Prospective patient recruitment encompassed 61 stable subjects with COPD across different stages of respiratory failure, ranging from normocapnia to isolated nighttime hypercapnia and daytime hypercapnia. Arterialized blood gas analyses and overnight transcutaneous capnometry were used for patient stratification. Assessment of respiratory muscle function encompassed body plethysmography, maximum inspiratory pressure (MIP), diaphragm ultrasound, and transdiaphragmatic pressure recordings following cervical magnetic stimulation of the phrenic nerves (twPdi) and a maximum sniff manoeuvre (Sniff Pdi).
Twenty patients showed no hypercapnia, 10 had isolated nocturnal hypercapnia, and 31 had daytime hypercapnia. Body plethysmography clearly distinguished patients with and without hypercapnia but did not discriminate patients with isolated nocturnal hypercapnia from those with daytime hypercapnia. In contrast to ultrasound parameters and transdiaphragmatic pressures, only MIP reflected the extent of hypercapnia across all three stages. MIP values below -48 cmH2O predicted nocturnal hypercapnia (area under the curve = 0.733, p = 0.052).

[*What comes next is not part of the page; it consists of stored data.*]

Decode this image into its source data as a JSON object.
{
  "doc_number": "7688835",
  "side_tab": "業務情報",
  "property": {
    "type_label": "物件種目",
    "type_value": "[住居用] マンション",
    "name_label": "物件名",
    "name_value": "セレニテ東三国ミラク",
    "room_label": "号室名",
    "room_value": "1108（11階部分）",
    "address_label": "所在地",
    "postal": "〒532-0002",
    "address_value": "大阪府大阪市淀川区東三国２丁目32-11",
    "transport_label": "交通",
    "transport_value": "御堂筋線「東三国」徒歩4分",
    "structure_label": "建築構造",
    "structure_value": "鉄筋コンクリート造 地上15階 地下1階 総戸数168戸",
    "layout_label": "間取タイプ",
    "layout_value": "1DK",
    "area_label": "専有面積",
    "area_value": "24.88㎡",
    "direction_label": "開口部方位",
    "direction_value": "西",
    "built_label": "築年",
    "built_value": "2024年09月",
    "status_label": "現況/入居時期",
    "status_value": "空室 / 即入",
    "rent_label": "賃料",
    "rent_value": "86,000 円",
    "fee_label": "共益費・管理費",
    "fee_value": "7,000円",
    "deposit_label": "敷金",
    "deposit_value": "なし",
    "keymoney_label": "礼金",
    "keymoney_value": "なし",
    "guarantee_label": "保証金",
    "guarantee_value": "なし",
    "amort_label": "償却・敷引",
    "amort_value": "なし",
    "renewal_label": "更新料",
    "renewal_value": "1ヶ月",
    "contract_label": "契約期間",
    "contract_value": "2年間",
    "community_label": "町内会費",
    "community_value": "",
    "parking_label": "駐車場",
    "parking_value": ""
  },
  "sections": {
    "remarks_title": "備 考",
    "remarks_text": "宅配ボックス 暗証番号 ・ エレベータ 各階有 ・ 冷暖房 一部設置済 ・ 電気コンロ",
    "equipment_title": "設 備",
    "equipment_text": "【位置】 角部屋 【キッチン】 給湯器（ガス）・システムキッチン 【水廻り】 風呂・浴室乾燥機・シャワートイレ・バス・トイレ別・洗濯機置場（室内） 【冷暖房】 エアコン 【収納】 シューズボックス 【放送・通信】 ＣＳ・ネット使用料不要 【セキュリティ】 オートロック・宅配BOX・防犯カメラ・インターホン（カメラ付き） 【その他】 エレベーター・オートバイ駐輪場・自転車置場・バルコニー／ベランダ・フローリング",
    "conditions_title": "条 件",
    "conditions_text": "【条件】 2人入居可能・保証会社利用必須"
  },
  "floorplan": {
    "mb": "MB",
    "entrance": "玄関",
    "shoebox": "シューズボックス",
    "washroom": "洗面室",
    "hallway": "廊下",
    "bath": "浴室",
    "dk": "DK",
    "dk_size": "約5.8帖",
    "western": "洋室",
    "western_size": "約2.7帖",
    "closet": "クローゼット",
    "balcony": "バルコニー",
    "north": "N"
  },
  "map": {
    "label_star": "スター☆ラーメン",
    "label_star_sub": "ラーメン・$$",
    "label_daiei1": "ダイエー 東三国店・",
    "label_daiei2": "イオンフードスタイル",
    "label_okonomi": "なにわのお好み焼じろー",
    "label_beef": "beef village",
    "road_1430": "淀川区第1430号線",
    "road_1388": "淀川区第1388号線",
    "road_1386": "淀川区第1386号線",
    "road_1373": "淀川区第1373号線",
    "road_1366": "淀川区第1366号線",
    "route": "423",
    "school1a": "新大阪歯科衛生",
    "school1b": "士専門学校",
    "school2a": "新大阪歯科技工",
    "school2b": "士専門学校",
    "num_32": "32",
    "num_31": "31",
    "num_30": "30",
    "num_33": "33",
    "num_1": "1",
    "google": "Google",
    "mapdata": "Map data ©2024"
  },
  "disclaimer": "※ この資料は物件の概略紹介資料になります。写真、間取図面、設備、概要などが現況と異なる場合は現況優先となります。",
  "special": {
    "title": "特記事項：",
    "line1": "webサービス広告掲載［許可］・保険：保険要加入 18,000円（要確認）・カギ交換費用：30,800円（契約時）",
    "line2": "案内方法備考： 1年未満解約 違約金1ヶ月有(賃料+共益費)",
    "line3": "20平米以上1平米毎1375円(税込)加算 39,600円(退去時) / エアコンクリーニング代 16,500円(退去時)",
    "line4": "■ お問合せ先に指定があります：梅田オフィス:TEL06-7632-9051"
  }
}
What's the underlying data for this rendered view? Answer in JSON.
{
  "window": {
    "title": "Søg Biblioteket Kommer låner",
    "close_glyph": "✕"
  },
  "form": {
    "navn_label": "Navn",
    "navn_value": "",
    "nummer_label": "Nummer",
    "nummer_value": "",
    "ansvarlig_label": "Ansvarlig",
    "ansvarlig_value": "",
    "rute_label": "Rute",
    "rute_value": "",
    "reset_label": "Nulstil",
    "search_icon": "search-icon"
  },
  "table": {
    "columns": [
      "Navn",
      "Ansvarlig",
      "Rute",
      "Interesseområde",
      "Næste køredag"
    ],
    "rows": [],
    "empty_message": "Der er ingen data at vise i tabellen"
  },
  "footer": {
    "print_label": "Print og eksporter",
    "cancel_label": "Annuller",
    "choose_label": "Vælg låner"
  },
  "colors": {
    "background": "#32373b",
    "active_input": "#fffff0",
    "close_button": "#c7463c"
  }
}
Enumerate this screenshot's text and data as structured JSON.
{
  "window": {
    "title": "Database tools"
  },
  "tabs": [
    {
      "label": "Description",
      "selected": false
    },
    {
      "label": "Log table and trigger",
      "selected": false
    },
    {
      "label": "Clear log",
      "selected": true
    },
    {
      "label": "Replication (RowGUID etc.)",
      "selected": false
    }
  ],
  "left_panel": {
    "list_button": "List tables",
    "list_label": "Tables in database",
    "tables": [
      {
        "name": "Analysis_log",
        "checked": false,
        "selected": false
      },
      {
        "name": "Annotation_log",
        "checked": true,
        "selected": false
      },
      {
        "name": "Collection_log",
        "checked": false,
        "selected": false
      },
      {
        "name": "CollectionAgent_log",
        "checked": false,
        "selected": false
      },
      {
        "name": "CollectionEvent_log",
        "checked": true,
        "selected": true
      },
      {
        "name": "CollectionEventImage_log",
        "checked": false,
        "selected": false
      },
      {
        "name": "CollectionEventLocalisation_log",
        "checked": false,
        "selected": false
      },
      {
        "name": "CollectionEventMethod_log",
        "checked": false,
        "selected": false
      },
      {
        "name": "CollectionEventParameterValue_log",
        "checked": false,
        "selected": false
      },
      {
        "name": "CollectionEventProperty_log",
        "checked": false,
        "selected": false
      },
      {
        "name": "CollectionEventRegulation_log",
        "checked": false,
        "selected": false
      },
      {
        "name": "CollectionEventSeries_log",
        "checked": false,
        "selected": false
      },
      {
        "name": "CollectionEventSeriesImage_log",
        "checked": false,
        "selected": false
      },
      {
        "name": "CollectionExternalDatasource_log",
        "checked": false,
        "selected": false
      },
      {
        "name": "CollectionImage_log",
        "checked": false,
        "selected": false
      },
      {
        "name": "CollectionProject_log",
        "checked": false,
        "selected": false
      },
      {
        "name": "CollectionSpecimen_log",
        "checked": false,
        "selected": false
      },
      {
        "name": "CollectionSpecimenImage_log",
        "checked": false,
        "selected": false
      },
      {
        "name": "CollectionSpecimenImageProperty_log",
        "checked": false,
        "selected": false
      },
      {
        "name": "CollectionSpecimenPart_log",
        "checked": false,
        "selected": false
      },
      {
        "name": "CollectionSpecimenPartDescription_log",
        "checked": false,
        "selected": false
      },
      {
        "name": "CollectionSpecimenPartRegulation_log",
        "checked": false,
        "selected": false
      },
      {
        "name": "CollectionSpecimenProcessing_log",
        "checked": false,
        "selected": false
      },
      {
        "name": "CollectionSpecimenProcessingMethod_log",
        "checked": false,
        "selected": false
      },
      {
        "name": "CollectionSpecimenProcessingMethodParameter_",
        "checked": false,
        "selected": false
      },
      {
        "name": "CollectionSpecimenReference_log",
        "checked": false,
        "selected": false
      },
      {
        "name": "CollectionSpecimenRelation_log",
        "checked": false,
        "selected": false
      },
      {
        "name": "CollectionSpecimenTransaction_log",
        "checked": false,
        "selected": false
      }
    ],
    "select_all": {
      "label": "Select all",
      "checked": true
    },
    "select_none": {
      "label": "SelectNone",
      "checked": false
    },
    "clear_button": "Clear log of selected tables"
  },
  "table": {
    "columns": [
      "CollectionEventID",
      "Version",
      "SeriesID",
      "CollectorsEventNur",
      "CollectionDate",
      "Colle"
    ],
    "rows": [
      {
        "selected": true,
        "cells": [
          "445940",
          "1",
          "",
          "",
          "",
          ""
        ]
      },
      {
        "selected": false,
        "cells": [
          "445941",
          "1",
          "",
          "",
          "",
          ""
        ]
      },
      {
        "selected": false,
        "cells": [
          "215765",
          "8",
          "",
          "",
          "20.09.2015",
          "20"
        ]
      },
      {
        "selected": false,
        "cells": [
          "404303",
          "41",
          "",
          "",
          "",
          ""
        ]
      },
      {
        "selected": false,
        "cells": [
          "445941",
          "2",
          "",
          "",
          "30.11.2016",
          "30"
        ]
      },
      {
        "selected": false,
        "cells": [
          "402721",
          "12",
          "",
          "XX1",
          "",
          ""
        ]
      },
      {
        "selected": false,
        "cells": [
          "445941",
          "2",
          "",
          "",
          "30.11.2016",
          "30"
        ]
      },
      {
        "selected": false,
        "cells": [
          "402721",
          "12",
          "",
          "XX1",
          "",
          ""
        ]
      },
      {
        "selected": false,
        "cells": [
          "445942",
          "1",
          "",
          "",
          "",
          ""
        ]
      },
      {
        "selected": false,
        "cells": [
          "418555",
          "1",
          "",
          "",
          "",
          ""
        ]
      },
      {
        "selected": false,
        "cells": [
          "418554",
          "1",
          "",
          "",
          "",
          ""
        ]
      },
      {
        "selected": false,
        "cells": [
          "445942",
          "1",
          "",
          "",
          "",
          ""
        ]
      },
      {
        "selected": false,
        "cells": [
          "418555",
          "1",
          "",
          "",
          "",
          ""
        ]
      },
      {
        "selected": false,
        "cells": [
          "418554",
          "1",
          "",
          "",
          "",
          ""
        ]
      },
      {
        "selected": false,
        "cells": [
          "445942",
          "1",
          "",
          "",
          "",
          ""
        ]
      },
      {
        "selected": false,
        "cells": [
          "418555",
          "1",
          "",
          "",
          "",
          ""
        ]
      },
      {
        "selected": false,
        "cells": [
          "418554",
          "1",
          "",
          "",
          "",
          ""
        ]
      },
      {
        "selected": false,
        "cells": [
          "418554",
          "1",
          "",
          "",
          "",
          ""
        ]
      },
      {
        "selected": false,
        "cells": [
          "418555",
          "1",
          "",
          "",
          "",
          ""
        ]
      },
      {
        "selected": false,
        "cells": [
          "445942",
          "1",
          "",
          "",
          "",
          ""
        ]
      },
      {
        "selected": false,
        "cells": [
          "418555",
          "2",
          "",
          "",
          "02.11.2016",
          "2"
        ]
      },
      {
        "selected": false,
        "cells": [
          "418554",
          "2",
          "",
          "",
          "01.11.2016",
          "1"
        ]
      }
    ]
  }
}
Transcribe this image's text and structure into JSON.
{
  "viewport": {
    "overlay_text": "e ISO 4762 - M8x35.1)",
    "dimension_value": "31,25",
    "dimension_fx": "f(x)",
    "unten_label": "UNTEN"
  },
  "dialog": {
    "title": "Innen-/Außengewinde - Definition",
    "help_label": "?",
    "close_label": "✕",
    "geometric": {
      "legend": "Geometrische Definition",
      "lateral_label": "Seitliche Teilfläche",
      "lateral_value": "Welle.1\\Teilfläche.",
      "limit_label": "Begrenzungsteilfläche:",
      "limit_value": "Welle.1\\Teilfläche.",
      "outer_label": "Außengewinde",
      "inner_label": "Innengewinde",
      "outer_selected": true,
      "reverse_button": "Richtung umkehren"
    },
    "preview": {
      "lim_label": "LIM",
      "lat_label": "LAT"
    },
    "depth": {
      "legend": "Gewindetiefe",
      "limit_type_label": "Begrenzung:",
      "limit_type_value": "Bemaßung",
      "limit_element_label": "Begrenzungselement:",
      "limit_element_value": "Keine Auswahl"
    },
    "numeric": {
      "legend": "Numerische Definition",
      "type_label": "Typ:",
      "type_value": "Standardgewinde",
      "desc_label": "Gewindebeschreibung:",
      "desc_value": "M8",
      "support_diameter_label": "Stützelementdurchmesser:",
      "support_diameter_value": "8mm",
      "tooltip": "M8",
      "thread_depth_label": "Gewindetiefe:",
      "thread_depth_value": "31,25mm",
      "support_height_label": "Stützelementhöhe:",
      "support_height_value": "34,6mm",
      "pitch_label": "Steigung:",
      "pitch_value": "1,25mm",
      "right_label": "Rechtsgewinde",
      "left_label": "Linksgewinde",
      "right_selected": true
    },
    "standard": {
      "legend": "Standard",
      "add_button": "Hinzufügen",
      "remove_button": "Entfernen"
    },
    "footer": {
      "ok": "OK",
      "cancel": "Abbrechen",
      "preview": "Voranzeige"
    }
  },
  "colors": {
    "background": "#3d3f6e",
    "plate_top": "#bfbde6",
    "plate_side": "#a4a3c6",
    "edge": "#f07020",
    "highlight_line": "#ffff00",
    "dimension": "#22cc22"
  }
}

In COPD, inspiratory muscle dysfunction contributes to progressive hypercapnic failure. In contrast to invasive tests of diaphragm strength only MIP fully reflects the pathophysiological continuum of hypercapnic failure and predicts isolated nocturnal hypercapnia.
晚期慢性阻塞性肺疾病(COPD)与慢性高碳酸血症衰竭有关。本研究旨在全面研究吸气肌功能作为 COPD 患者高碳酸血症性呼吸衰竭的潜在关键决定因素。
前瞻性招募了 61 名稳定期 COPD 患者,这些患者处于不同的呼吸衰竭阶段,包括正常碳酸血症、单纯夜间高碳酸血症和日间高碳酸血症。动脉血气分析和夜间经皮二氧化碳监测用于患者分层。吸气肌功能评估包括体描法、最大吸气压力(MIP)、膈肌超声、膈神经经颅磁刺激后的膈神经跨膈压记录(twPdi)和最大吸气努力(Sniff Pdi)。
20 名患者无高碳酸血症,10 名患者单纯夜间高碳酸血症,31 名患者日间高碳酸血症。体描法能清楚地区分有无高碳酸血症的患者,但不能区分单纯夜间高碳酸血症和日间高碳酸血症的患者。与超声参数和跨膈压不同,只有 MIP 反映了所有三个阶段的高碳酸血症程度。MIP 值低于-48cmH2O 预测夜间高碳酸血症(曲线下面积=0.733,p=0.052)。
在 COPD 中,吸气肌功能障碍导致进行性高碳酸血症衰竭。与膈肌强度的侵入性测试相比,只有 MIP 能全面反映高碳酸血症衰竭的病理生理连续体,并预测单纯夜间高碳酸血症。